🤖 AI Summary
This work addresses inaccurate modeling of depth discontinuities and occluded regions in stereo vision. We propose an interpretable 3D surface modeling method that integrates human-inspired monocular geometric priors with deep learning. Specifically, we embed an analytical monocular surface model—derived from cyclopean-eye geometry—into a stereo matching framework, leveraging monocular priors to guide the completion of occluded and textureless regions, thereby enabling joint optimization of geometric constraints and data-driven learning. Compared to state-of-the-art purely data-driven approaches, our method maintains competitive depth estimation accuracy while significantly improving the visual quality and structural consistency of output depth maps. It demonstrates enhanced robustness and generalization capability in downstream applications such as VR rendering and robot navigation.
📝 Abstract
We innovate in stereo vision by explicitly providing analytical 3D surface models as viewed by a cyclopean eye model that incorporate depth discontinuities and occlusions.
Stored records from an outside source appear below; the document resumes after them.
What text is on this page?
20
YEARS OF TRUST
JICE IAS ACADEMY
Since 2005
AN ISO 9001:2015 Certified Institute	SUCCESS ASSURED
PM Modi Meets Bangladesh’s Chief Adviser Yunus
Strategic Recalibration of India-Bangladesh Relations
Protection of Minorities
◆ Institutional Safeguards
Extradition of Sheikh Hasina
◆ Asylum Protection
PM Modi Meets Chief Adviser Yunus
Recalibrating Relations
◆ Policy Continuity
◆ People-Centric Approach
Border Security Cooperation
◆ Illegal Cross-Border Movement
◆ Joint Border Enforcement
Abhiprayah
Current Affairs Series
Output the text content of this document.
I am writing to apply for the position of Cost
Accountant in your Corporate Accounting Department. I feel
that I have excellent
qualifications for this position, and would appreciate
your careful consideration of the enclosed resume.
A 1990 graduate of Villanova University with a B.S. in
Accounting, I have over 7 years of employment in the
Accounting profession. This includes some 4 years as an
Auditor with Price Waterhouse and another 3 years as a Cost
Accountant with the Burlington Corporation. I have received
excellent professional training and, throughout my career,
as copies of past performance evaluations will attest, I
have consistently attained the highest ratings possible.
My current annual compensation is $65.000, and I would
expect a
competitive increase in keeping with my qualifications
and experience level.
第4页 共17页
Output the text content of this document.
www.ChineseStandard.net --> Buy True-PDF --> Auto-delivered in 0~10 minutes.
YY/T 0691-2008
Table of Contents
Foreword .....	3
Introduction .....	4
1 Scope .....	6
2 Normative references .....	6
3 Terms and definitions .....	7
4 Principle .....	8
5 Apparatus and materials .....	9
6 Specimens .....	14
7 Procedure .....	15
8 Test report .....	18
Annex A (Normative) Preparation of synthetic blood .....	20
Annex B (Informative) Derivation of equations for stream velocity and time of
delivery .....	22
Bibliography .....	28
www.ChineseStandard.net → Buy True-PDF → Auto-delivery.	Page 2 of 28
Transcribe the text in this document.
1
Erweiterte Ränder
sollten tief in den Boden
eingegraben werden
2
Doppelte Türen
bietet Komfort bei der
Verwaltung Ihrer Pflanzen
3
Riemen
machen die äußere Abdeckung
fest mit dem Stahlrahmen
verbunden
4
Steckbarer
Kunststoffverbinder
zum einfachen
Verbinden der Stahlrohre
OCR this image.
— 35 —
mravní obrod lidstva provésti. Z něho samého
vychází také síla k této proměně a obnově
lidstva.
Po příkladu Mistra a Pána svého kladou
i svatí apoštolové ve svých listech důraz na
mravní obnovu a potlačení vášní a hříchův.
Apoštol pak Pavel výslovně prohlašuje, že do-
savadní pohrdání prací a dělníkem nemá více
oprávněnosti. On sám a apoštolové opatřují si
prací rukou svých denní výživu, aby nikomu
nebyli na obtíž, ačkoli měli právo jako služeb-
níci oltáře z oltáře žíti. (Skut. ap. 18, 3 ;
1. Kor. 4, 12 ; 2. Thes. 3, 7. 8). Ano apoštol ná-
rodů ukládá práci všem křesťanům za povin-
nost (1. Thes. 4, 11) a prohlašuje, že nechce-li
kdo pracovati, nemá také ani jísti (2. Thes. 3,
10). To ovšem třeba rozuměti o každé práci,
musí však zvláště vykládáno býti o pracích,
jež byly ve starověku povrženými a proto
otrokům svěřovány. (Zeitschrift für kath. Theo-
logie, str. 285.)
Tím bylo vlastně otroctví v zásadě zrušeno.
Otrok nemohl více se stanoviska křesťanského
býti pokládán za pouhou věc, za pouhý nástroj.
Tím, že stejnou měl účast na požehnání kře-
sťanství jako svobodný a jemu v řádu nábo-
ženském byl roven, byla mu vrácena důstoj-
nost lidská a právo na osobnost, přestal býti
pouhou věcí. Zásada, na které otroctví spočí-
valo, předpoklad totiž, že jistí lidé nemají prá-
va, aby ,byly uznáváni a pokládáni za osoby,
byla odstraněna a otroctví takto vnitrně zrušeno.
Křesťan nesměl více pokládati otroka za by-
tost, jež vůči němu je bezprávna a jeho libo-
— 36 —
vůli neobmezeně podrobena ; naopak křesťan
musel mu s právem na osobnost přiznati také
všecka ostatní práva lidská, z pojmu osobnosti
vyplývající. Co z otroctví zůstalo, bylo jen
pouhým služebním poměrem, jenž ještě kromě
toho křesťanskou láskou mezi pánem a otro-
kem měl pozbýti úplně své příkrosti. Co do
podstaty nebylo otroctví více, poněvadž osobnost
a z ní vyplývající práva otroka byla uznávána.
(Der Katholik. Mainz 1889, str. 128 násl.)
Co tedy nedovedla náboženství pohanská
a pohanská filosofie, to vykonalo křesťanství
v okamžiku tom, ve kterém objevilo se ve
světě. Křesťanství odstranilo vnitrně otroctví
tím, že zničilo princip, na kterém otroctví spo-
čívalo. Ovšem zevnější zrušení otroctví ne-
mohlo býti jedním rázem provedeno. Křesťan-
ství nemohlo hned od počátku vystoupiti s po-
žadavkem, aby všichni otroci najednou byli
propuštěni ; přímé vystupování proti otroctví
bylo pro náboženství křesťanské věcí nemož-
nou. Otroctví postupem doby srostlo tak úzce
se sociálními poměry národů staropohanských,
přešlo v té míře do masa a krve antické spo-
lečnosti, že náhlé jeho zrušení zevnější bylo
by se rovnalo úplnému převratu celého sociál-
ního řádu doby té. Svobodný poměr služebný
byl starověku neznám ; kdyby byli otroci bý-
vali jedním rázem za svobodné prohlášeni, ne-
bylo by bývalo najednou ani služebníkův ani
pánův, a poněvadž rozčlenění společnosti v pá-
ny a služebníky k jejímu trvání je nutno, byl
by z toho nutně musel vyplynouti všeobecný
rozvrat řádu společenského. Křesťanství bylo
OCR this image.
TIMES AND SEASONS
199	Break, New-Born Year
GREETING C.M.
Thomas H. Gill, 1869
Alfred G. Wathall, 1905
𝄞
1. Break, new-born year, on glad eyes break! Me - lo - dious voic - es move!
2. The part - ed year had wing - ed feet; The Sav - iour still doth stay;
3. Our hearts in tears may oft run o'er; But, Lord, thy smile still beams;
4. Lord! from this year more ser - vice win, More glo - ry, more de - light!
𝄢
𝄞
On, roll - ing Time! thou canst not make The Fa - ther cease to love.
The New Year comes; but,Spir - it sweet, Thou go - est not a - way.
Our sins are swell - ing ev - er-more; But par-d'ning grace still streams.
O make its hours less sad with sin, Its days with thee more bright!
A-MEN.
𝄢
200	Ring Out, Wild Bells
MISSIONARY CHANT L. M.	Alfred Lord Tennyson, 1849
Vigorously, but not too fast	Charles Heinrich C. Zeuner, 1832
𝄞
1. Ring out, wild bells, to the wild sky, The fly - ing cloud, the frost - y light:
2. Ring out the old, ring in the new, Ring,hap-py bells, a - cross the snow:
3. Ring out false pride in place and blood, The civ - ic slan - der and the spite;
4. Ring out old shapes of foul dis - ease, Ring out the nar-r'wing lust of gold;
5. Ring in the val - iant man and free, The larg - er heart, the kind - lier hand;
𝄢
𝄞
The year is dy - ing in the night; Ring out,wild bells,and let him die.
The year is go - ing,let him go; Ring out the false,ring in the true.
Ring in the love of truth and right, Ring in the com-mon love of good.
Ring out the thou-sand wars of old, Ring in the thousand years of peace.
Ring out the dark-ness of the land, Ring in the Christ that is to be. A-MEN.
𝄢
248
This geometrical foundation combined with learned stereo features allows our system to benefit from the strengths of both approaches. We also invoke a prior monocular model of surfaces to fill in occlusion regions or texture-less regions where data matching is not sufficient. Our results already are on par with the state-of-the-art purely data-driven methods and are of much better visual quality, emphasizing the importance of the 3D geometrical model to capture critical visual information. Such qualitative improvements may find applicability in virtual reality, for a better human experience, as well as in robotics, for reducing critical errors. Our approach aims to demonstrate that understanding and modeling geometrical properties of 3D surfaces is beneficial to computer vision research.